A History of Films that Reflect a ‘Green’ Hollywood

By Paul Darin, Epoch Times
December 26, 2008 Updated: December 26, 2008

Is Hollywood turning green? Politically speaking most of Hollywood, as well as California, is on the left side of the political spectrum, which is the same side of the environmentalists and animal activists. So the answer is a definite yes.

Each decade seems to bring different perspectives of “green,” or “environmentally friendly,” to our movies. In the 1950s, saving the earth usually meant avoiding nuclear war. In the later part of the Cold War, this idea would surface again. The 60s brought us James Bond, where saving the earth meant saving the human race from a super villain bent on exploiting the world’s leaders. Now, movies lean more towards personal responsibility and adjusting our own personal lives to “save the world,” and be “green.”

Movies have become more political over the years. This can be seen with the influx of movies that are based around politics. Movies like Michael Moore’s Fahrenheit 911, the remake of The Manchurian Candidate, and the latest political film Frost-Nixon. It is also no doubt that the environment has become a political issue. But, then again, it is the responsibility of all leaders great and small to take care of their nations and this includes the environment. Thus, it was only natural that the message of being environmentally friendly made its way into movies.

From the 1950s to the 1960s, there was little talk about being “green.” But people were concerned about the future of the planet as the Cold War dominated people’s lives. Russia had begun testing nuclear weapons and had sent Sputnik into space while we were struggling to stay one step ahead of their space program. People were afraid that Soviet Russia could/would drop bombs on us from space and the whole nation prepared for nuclear war.

The original The Day the Earth Stood Still brought us characters like Gort, a giant robot whose ray gun made guns and tanks vaporize. These characters warned us that if we kept up on our present path of destruction chaos would befall the planet (in the form of nuclear war).

The classic monster movies of the 50s brought us the same tone. In films like Them and The Beginning of the End, giant insects that are byproducts of the nuclear fallout from testing sites wreak havoc on the United States. These films warn us that the ill effects of nuclear waste could have unforeseen repercussions that we might not be able to detect until it’s too late.

The late '60s and '70s brought us a different kind of environmentalism. Ian Fleming’s James Bond finally made it to the big screen and showed us that saving the world meant stopping an evil scientist bend on world domination who also had nearly infinite financial resources. Movies like Dr. No and Moonraker pitted the secret agent James Bond against a mad man who believed in re-making the world in their image, which usually had the intended affect of destroying the old world first.

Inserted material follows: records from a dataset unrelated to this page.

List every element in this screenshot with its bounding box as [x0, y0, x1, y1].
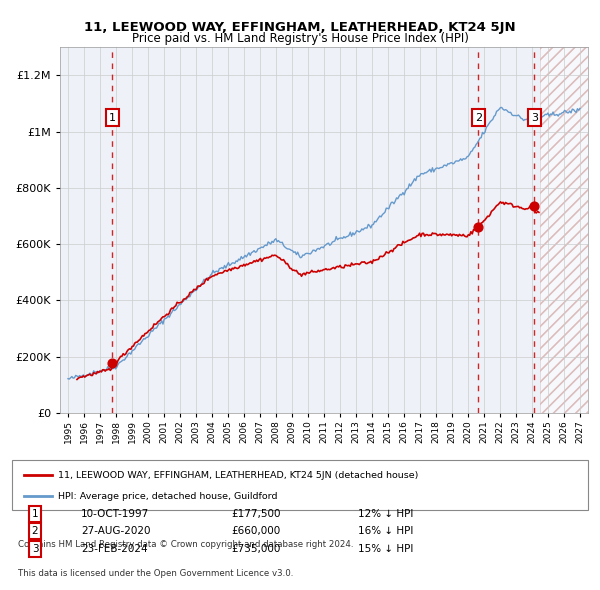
- Text: £177,500: £177,500: [231, 509, 280, 519]
- Point: [107, 358, 117, 368]
- Text: £735,000: £735,000: [231, 544, 280, 554]
- Text: 11, LEEWOOD WAY, EFFINGHAM, LEATHERHEAD, KT24 5JN: 11, LEEWOOD WAY, EFFINGHAM, LEATHERHEAD,…: [84, 21, 516, 34]
- Text: 1: 1: [32, 509, 38, 519]
- Text: 10-OCT-1997: 10-OCT-1997: [81, 509, 149, 519]
- Text: This data is licensed under the Open Government Licence v3.0.: This data is licensed under the Open Gov…: [18, 569, 293, 578]
- Text: 1: 1: [109, 113, 116, 123]
- Bar: [540, 47, 588, 413]
- Point: [530, 201, 539, 211]
- FancyBboxPatch shape: [12, 460, 588, 510]
- Text: 16% ↓ HPI: 16% ↓ HPI: [358, 526, 413, 536]
- Text: 12% ↓ HPI: 12% ↓ HPI: [358, 509, 413, 519]
- Text: 15% ↓ HPI: 15% ↓ HPI: [358, 544, 413, 554]
- Point: [473, 222, 483, 232]
- Text: 23-FEB-2024: 23-FEB-2024: [81, 544, 148, 554]
- Bar: [540, 47, 588, 413]
- Text: 11, LEEWOOD WAY, EFFINGHAM, LEATHERHEAD, KT24 5JN (detached house): 11, LEEWOOD WAY, EFFINGHAM, LEATHERHEAD,…: [58, 471, 418, 480]
- Text: Contains HM Land Registry data © Crown copyright and database right 2024.: Contains HM Land Registry data © Crown c…: [18, 540, 353, 549]
- Text: 27-AUG-2020: 27-AUG-2020: [81, 526, 151, 536]
- Text: 3: 3: [531, 113, 538, 123]
- Text: 2: 2: [32, 526, 38, 536]
- Text: 3: 3: [32, 544, 38, 554]
- Text: HPI: Average price, detached house, Guildford: HPI: Average price, detached house, Guil…: [58, 492, 278, 501]
- Text: 2: 2: [475, 113, 482, 123]
- Text: £660,000: £660,000: [231, 526, 280, 536]
- Text: Price paid vs. HM Land Registry's House Price Index (HPI): Price paid vs. HM Land Registry's House …: [131, 32, 469, 45]
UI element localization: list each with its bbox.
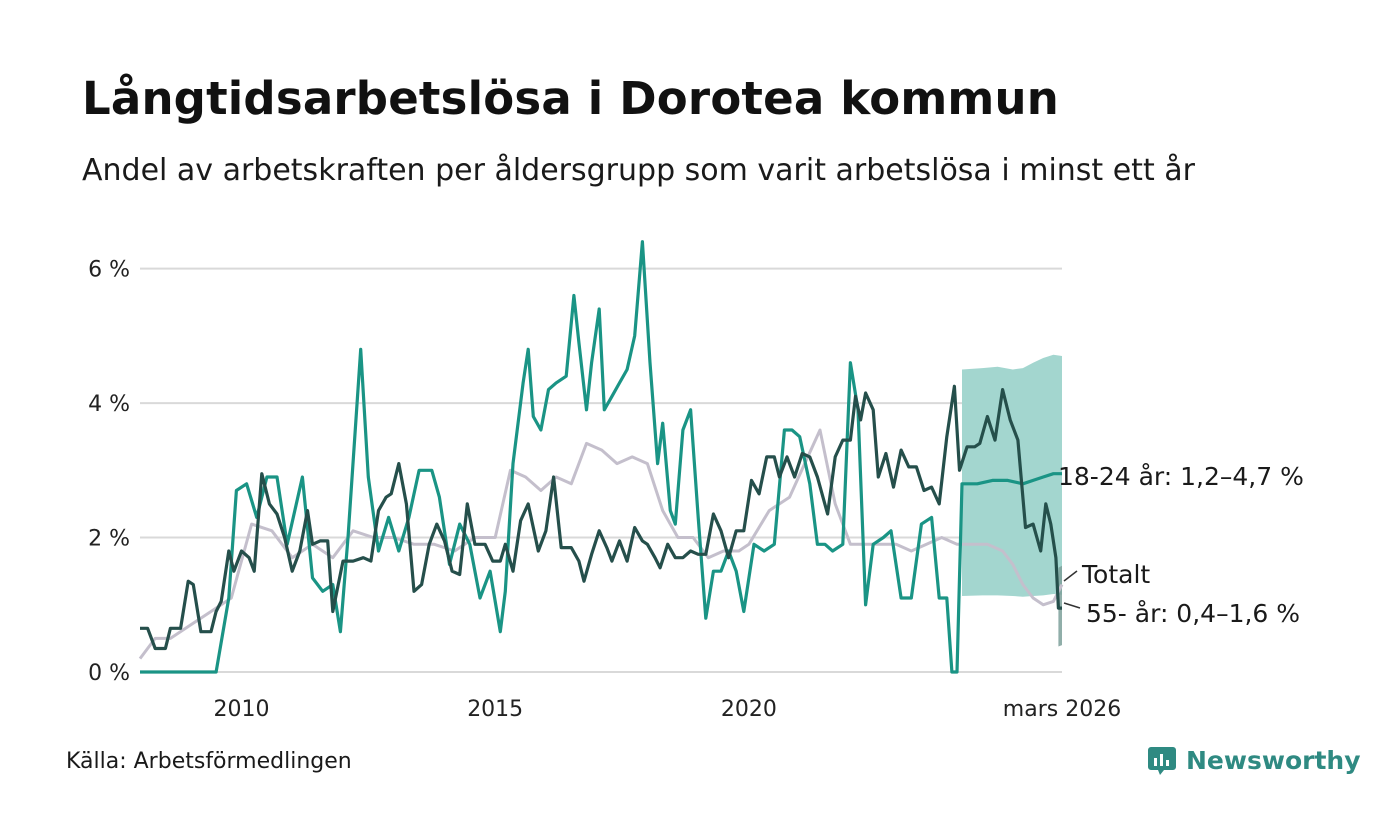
x-tick-label: 2015 [467, 697, 523, 722]
series-lines [138, 240, 1064, 674]
series-line-1824r [140, 240, 1062, 674]
label-leader-line [1063, 602, 1081, 609]
source-note: Källa: Arbetsförmedlingen [66, 749, 352, 774]
x-tick-label: 2010 [213, 697, 269, 722]
newsworthy-logo-icon [1148, 747, 1176, 775]
y-tick-label: 0 % [88, 661, 130, 686]
y-tick-label: 2 % [88, 527, 130, 552]
series-end-label: 55- år: 0,4–1,6 % [1086, 599, 1300, 628]
x-axis: 2010 2015 2020 mars 2026 [213, 697, 1121, 722]
x-tick-label: mars 2026 [1003, 697, 1121, 722]
series-line-55r [140, 384, 1062, 651]
grid-lines [140, 267, 1062, 673]
brand: Newsworthy [1148, 742, 1361, 778]
y-tick-label: 6 % [88, 258, 130, 283]
series-labels: 18-24 år: 1,2–4,7 % Totalt 55- år: 0,4–1,6… [1058, 462, 1304, 628]
chart-subtitle: Andel av arbetskraften per åldersgrupp s… [82, 153, 1195, 188]
y-axis: 0 % 2 % 4 % 6 % [88, 258, 130, 686]
series-end-label: 18-24 år: 1,2–4,7 % [1058, 462, 1304, 491]
label-leader-line [1063, 570, 1078, 582]
x-tick-label: 2020 [721, 697, 777, 722]
y-tick-label: 4 % [88, 392, 130, 417]
series-line-totalt [138, 428, 1064, 660]
chart-title: Långtidsarbetslösa i Dorotea kommun [82, 72, 1059, 125]
brand-name: Newsworthy [1186, 745, 1361, 775]
series-end-label: Totalt [1081, 560, 1150, 589]
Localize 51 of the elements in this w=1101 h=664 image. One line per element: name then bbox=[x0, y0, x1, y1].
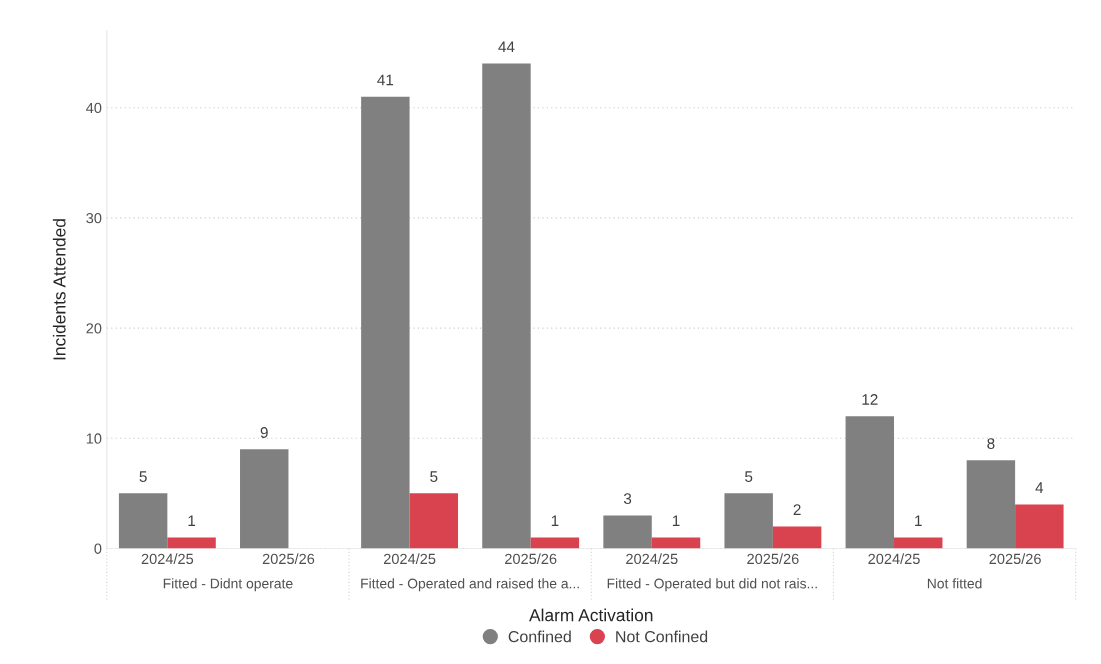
data-label: 41 bbox=[377, 74, 394, 86]
x-tick-label: 2024/25 bbox=[383, 553, 436, 565]
data-label: 1 bbox=[672, 515, 680, 526]
x-tick-label: 2024/25 bbox=[626, 553, 678, 565]
x-tick-label: 2024/25 bbox=[141, 553, 194, 565]
text: Fitted - Operated and raised the a... bbox=[361, 578, 579, 592]
x-tick-label: 2025/26 bbox=[262, 553, 315, 565]
bar bbox=[118, 493, 168, 549]
bar bbox=[894, 537, 943, 549]
data-label: 1 bbox=[915, 515, 922, 526]
bar bbox=[772, 526, 822, 549]
data-label: 5 bbox=[745, 471, 753, 483]
data-label: 4 bbox=[1035, 482, 1044, 493]
bar bbox=[530, 537, 580, 549]
data-label: 44 bbox=[498, 41, 515, 53]
data-label: 5 bbox=[139, 471, 147, 483]
x-tick-label: 2025/26 bbox=[989, 553, 1041, 565]
data-label: 1 bbox=[188, 515, 196, 526]
x-tick-label: 2025/26 bbox=[747, 553, 799, 565]
legend-label: Confined bbox=[508, 630, 571, 643]
y-tick-label: 10 bbox=[86, 433, 102, 444]
bar bbox=[167, 537, 216, 549]
bar bbox=[651, 537, 701, 549]
data-label: 8 bbox=[987, 438, 995, 449]
bar bbox=[482, 63, 531, 549]
y-axis-title: Incidents Attended bbox=[52, 219, 66, 360]
data-label: 5 bbox=[430, 471, 438, 483]
y-tick-label: 0 bbox=[94, 543, 102, 554]
bar bbox=[409, 493, 459, 549]
text: Fitted - Didnt operate bbox=[163, 578, 293, 592]
text: Not fitted bbox=[927, 578, 982, 589]
bar bbox=[845, 416, 895, 549]
x-axis-title: Alarm Activation bbox=[529, 608, 653, 622]
bar bbox=[1015, 504, 1064, 549]
y-tick-label: 40 bbox=[86, 102, 102, 114]
text: Fitted - Operated but did not rais... bbox=[607, 578, 817, 592]
bar bbox=[603, 515, 652, 549]
bar bbox=[966, 460, 1016, 549]
y-tick-label: 30 bbox=[86, 212, 102, 224]
bar bbox=[724, 493, 773, 549]
data-label: 2 bbox=[793, 504, 801, 515]
legend-label: Not Confined bbox=[616, 630, 708, 643]
x-tick-label: 2025/26 bbox=[505, 553, 557, 565]
data-label: 1 bbox=[551, 515, 559, 526]
data-label: 3 bbox=[623, 493, 632, 505]
data-label: 12 bbox=[862, 394, 878, 405]
x-tick-label: 2024/25 bbox=[868, 553, 920, 565]
bar bbox=[361, 96, 410, 549]
y-tick-label: 20 bbox=[86, 323, 102, 334]
data-label: 9 bbox=[260, 427, 268, 438]
bar bbox=[240, 449, 289, 549]
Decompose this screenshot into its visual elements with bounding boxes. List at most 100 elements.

At the same time the counter-culture movement was growing quickly and more and more people believed that to truly be “green” meant returning to nature. In many movies during this time the hippie persona is quite prevalent. The movie documentary Woodstock can give the reader an insight into this pseudo-environmentalist sub-culture.

After the unfortunate incidents at Three Mile Island and Chernobyl many politicians condemned nuclear energy as unsafe and this made its way onto film with titles such as the “China Syndrome,” and others where there is a nuclear reactor on the brink melt-down.

Today in movies, we see a lot of hints at environmentalism and being “green.” There are quite a bit of characters these days in movies that drive around in Hybrid-vehicles and there are less and less characters smoking in films.

Two movies that hit the box office in 2008 and stand out as having a powerful “green” message are Wall-E and the remake of The Day the Earth Stood Still. Wall-E, a Disney film set several hundred years in the future where Earth has become nothing more than a gigantic landfill due to over production of meaningless un-reusable, unrecyclable materials and a finite amount of space in which to dispose of all the trash.

Humans are still around, but they live in luxury on giant cruise ships in space where their entire lives have become fully automated. People are obese and their limbs have nearly atrophied due to lounging around all day talking on cell-phone like devices, eating, drinking, playing electronic games, and watching videos.

In the remake of The Day the Earth Stood Still, Klaatu, a human looking alien played by Keanu Reeves comes to save the Earth. He says that there are only a handful of life-giving planets like ours in the galaxy. So it is essential, that the planet’s ability to sustain and foster healthy life be zealously maintained.

It doesn’t take long in the film to realize that Klaatu came here to save the Earth from us before we render it unsalvageable, hinting that the planet’s demise is our (humanity’s) fault and that humanity is on the brink of self-destruction. His goal is to preserve specimens of all life on Earth (except humans) to repopulate the planet after he sends his wave of destruction cleansing it of all the people and everything humanity has created.

We may see more messages like these appearing in our media and pop-culture. As the future of Planet Earth’s ecosystems and the environment looks more and more grim the need to be “green” begins to equate the need to survive. This being the case, we may see an increase in the production of films that have original stories as well as powerful, profound, and moral messages.